A way to combat anti-Semitism on campus: Amend Title VI

During Passover, Jews recounted the details of their departure from 430 years of Egyptian captivity and slavery.  Many recited a warning, lest we get too comfortable and forget our history: "in every generation, one will rise up against us, to destroy us, but the Holy One, blessed be He, will redeem us."

With hostility toward pro-Israel Jewish students on campuses across the United States escalating, the potential for lethal violence is ever present.

The U.S. Senate and House of Representatives both recognized the threat and  attempted through legislative initiatives, S. 10 and H.R. 6421, titled "The Anti-Semitism Awareness Act of 2016," to address it.  Unfortunately, this prospective initiative fell short of becoming law due in part to perceived First Amendment concerns.  It could have provided the means to control the threats of actual and implied violence against vulnerable Jewish students and others in pursuit of their education.  That said, the legislation was never intended to stifle heated debate or even hostile speech, and, as such, it was not a threat to the First Amendment.

The other part of the unsuccessful legislative equation involved codifying anti-Semitism.  This would have enabled the U.S. Department of Education's enforcement division to investigate suspected hate-based, discriminatory activities targeting vulnerable Jewish students for religious harassment.  By extension, all religions would have benefited from the protective measures sought.  In addition, academic institutions receiving federal funding could be held accountable for failure to provide all students with a safe learning environment.

Involvement of Congress would not have been necessary had Title VI of the U.S. Civil Rights Act of 1964 not limited its list of prohibited forms of discrimination to race, color, and national origin.  By religion's omission, overt and covert acts of religious discrimination became difficult to confront.

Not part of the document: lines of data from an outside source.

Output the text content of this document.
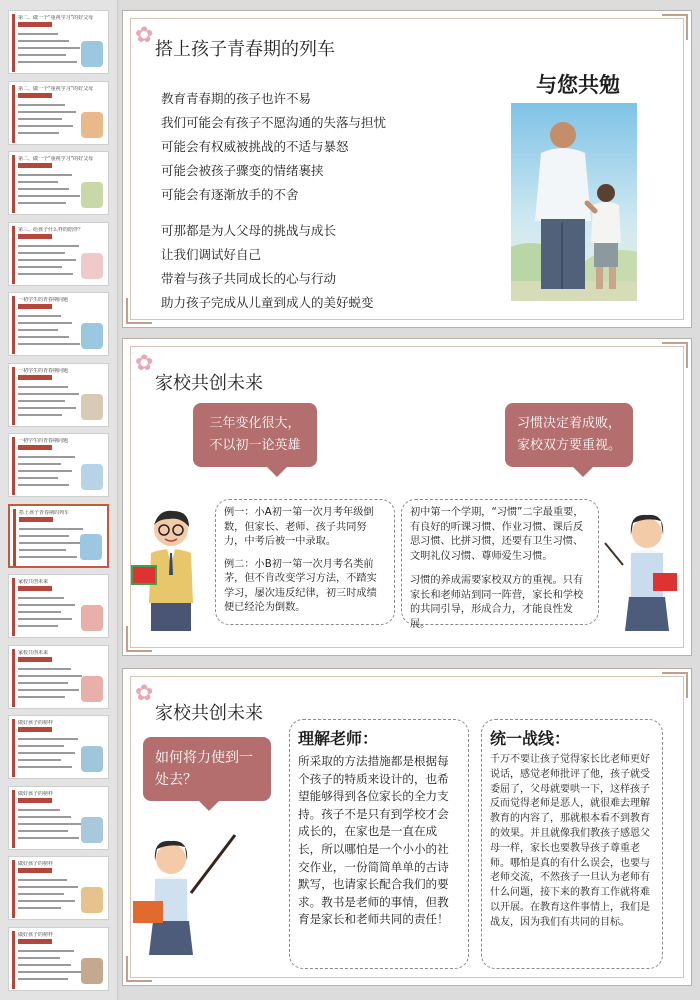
第二、做一个“重视学习”的好父母
第二、做一个“重视学习”的好父母
第二、做一个“重视学习”的好父母
第三、给孩子什么样的陪伴？
一初学生的青春期问题
一初学生的青春期问题
一初学生的青春期问题
搭上孩子青春期的列车
家校共创未来
家校共创未来
做好孩子的榜样
做好孩子的榜样
做好孩子的榜样
做好孩子的榜样
✿
搭上孩子青春期的列车
教育青春期的孩子也许不易
我们可能会有孩子不愿沟通的失落与担忧
可能会有权威被挑战的不适与暴怒
可能会被孩子骤变的情绪裹挟
可能会有逐渐放手的不舍
可那都是为人父母的挑战与成长
让我们调试好自己
带着与孩子共同成长的心与行动
助力孩子完成从儿童到成人的美好蜕变
与您共勉
✿
家校共创未来
三年变化很大，
不以初一论英雄
习惯决定着成败，
家校双方要重视。

例一：小A初一第一次月考年级倒数，但家长、老师、孩子共同努力，中考后被一中录取。

例二：小B初一第一次月考名类前茅，但不肯改变学习方法，不踏实学习，屡次违反纪律，初三时成绩便已经沦为倒数。

初中第一个学期，“习惯”二字最重要，有良好的听课习惯、作业习惯、课后反思习惯、比拼习惯，还要有卫生习惯、文明礼仪习惯、尊师爱生习惯。

习惯的养成需要家校双方的重视。只有家长和老师站到同一阵营，家长和学校的共同引导，形成合力，才能良性发展。

✿
家校共创未来
如何将力使到一处去？
理解老师：

所采取的方法措施都是根据每个孩子的特质来设计的，也希望能够得到各位家长的全力支持。孩子不是只有到学校才会成长的，在家也是一直在成长，所以哪怕是一个小小的社交作业，一份简简单单的古诗默写，也请家长配合我们的要求。教书是老师的事情，但教育是家长和老师共同的责任！

统一战线：

千万不要让孩子觉得家长比老师更好说话，感觉老师批评了他，孩子就受委屈了，父母就要哄一下，这样孩子反而觉得老师是恶人，就很难去理解教育的内容了，那就根本看不到教育的效果。并且就像我们教孩子感恩父母一样，家长也要教导孩子尊重老师。哪怕是真的有什么误会，也要与老师交流，不然孩子一旦认为老师有什么问题，接下来的教育工作就将难以开展。在教育这件事情上，我们是战友，因为我们有共同的目标。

Although S.10 and H.R. 6421 have been relegated to history as a failed but well meaning attempt to remedy anti-Semitic injustices on campuses across the United States, there remains the viable option of amending Title VI of the U.S. Civil Rights Act of 1964 to include acts of religious discrimination.  All students – Muslims, Christians, and Jews, as well as other targeted religious minorities – who currently suffer these offenses in silence would benefit.  It is imperative to put into place the mechanisms to punctually rectify this omission.

This remains an unaddressed American issue that must no longer be trivialized or tolerated.  We have an obligation to assure all students, of all faiths, a safe and conducive learning environment, whether it be in elementary schools, middle schools, high schools, or institutions of higher learning.  To do less would be a harsh legacy to leave to future generations.

Bruce Portnoy is a retired optometrist and author of the geopolitical thriller First, the 'Saturday People', and then the...  He is an op-ed contributor to the Miami Herald and the Washington Examiner.